宮内の伊那上神社神官金指家の過去帳に、「承安3年(1173)源頼朝公御参詣大明神」とあり、頼朝27歳の時にあたる。伊那上は往昔三島宮、三島大明神とも称されていた。

のち建久3年(1192)頼朝が征夷大将軍に任ぜられ鎌倉幕府を開くと、かつて源氏再興を祈願した伊那上神社に社田を寄進した。以来伊那上神社は将軍家の尊信を深くし、神地500石を領して宮殿は宏壮、末社80有余を有する西豆第一の宮になったという。

岩地のかいもり段

源頼朝は、源氏の再興のため雲見浅間神社に参詣の帰途、岩地の大峯段中腹でお粥を炊いて食べたという伝説が残っています。
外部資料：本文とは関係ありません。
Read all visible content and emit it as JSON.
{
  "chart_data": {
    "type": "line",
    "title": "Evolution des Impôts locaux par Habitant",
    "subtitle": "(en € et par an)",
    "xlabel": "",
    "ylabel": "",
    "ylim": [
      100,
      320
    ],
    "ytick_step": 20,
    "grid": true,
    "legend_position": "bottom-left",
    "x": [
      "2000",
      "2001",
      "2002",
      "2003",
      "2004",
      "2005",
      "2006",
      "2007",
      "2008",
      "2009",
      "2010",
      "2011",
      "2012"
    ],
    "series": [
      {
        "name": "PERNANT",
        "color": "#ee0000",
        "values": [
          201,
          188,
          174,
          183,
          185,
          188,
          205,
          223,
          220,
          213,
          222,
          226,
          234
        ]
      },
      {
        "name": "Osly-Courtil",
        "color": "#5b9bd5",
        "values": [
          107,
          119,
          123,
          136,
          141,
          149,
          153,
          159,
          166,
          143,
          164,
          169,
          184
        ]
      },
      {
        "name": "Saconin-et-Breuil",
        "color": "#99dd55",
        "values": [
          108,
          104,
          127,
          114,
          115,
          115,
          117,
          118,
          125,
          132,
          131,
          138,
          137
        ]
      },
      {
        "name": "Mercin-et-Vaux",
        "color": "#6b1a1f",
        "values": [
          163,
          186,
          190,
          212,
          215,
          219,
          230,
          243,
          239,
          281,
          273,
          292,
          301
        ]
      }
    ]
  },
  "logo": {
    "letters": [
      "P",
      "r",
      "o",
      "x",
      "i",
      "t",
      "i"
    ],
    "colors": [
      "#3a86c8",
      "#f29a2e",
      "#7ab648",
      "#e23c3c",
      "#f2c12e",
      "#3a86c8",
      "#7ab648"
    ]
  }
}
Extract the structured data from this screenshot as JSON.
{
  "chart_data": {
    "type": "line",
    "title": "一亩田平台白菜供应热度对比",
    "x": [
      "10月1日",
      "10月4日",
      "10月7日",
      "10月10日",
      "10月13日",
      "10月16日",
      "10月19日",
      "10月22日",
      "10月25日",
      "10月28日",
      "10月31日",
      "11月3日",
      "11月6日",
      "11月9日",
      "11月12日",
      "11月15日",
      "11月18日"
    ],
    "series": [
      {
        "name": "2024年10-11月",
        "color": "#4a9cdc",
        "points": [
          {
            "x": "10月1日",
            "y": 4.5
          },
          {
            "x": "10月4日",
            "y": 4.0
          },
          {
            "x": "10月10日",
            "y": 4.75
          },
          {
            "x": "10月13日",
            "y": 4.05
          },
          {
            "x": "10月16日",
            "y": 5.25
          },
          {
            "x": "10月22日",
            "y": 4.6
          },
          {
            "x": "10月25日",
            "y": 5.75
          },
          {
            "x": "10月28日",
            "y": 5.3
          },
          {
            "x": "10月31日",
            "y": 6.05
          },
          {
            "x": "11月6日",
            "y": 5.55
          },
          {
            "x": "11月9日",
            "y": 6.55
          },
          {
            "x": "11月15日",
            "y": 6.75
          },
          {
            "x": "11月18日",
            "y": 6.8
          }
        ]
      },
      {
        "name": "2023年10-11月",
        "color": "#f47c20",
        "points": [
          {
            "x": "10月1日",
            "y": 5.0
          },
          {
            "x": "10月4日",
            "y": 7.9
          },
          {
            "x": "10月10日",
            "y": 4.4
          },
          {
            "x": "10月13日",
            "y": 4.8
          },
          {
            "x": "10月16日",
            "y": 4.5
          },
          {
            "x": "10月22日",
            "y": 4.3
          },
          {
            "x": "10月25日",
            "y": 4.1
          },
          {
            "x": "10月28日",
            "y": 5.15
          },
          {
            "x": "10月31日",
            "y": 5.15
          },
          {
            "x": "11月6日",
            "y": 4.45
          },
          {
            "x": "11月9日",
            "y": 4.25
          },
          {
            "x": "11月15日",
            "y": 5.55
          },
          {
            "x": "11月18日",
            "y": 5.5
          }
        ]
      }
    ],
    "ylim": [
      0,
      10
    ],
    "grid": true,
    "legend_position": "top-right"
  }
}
その所を「粥盛り(かいもり)段」と呼んでいます。

「三浦風土志」

雲見の頼朝のかくれ穴

雲見浅間神社の本社殿をやや下ったところに頼朝の隠れたという岩穴があります。

 

頼朝の足跡

頼朝が伊豆へ流罪になったとき、池代にも来たと言われる。銚子ケ窪のお寺の山々には馬の足跡や、頼朝が馬から降りるとき金石の上に降りたためついたと言われる足跡が残っているとか。

「私の想い出」

 朝のお茶

朝のお茶は必ず飲むもんだってね。頼朝が追われてさ、一軒の家へ入ったら、「お茶をあがんなさい」ってお茶をよばれていたばっかしに、追っ手が家の前を素通りして、逃げたって。近所の人が来てお茶を飲んでると思ってね、見過ごして命拾いした。それで朝のお茶は戻っても飲むもんだって。それで、一杯は飲むもんじゃないってね。必ず二杯飲むもんだって。

(野田)

朝のくもは殺すな

頼朝さんが、敵に追われて来たときに、茶屋のお婆さんが、朝、お茶をくんだって。お茶をよばれて、「おみおつけを飲んでけ」ってって、おみおつけくれたって。そいで、じっとってうられないですら、敵が追いついてくるがだから。逃げたれば、ちょうど穴があったですって。はあ、逃げきれないから、その穴へ隠ねたですって。そうしたら、朝、くもが巣作ったって。そこを敵が追うて来たところが、「これ、くもの巣があるようじゃここへは入んない」そういって、通ってまったって。そのおかげに助かったから、朝のくもは殺すな。朝は、おみおつけを飲むもんだ。